Curtis, au contraire, est un orateur volubile et expérimenté. Il fait une présentation technique appuyée par l’utilisation de diapositives.
Le débat se solde par un match nul, car personne n’arrive véritablement à imposer son idée.
Hubble tranche le débat
C’est finalement Edwin Hubble, surnommé le titan de l’astronomie en Amérique, qui va trancher le débat en 1923. Hubble travaille alors au mont Wilson sur ces fameuses nébuleuses spirales. Il découvre dans celle d’Andromède des étoiles variables de type céphéide.
La luminosité de ces étoiles varie de façon périodique. Quelques années plus tôt, Henrietta Leavitt a montré que la période de variation de ces étoiles est proportionnelle à leur luminosité intrinsèque. En mesurant la période de variation et la brillance apparente d’une céphéide, nous pouvons calculer sa distance.
Par cette méthode, Hubble va montrer que la distance d’Andromède est de 900 000 années-lumière, soit bien au-delà des limites de la Voie lactée.
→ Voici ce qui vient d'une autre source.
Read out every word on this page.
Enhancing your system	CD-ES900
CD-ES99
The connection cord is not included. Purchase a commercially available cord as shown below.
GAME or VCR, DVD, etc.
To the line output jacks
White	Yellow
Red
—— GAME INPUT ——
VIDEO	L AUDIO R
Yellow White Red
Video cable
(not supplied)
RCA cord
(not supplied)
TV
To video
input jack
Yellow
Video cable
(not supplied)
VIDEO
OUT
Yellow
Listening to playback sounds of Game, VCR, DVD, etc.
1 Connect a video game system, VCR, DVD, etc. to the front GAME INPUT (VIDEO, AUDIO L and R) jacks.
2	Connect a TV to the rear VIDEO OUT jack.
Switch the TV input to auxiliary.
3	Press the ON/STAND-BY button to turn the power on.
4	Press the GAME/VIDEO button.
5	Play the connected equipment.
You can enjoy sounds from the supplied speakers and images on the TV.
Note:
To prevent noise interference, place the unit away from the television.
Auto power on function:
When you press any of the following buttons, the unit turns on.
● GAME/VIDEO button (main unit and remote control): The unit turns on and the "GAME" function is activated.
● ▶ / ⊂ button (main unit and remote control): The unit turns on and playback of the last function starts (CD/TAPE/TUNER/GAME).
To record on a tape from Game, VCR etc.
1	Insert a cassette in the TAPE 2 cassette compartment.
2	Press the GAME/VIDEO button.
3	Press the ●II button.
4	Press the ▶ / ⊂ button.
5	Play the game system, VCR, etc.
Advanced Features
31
Les nébuleuses spirales sont bien des «univers-îles». Noter ici que les calculs de Hubble seront raffinés au fil du temps. Aujourd’hui, la distance estimée de la galaxie d’Andromède est de 2 millions années-lumière.
Finalement, les deux protagonistes du débat avaient en partie raison. Les nébuleuses spirales sont bien des objets à l’extérieur de la Voie lactée, comme l’a soutenu Curtis. Mais son modèle de notre galaxie s’est avéré incorrect.
Aujourd’hui, les dimensions de la Voie lactée sont estimées à 100 000 années-lumière et notre Soleil est situé en bordure de celle-ci. Il s’agit du modèle avancé par Shapley lors du débat. Il avait cependant surestimé les dimensions de la Voie lactée.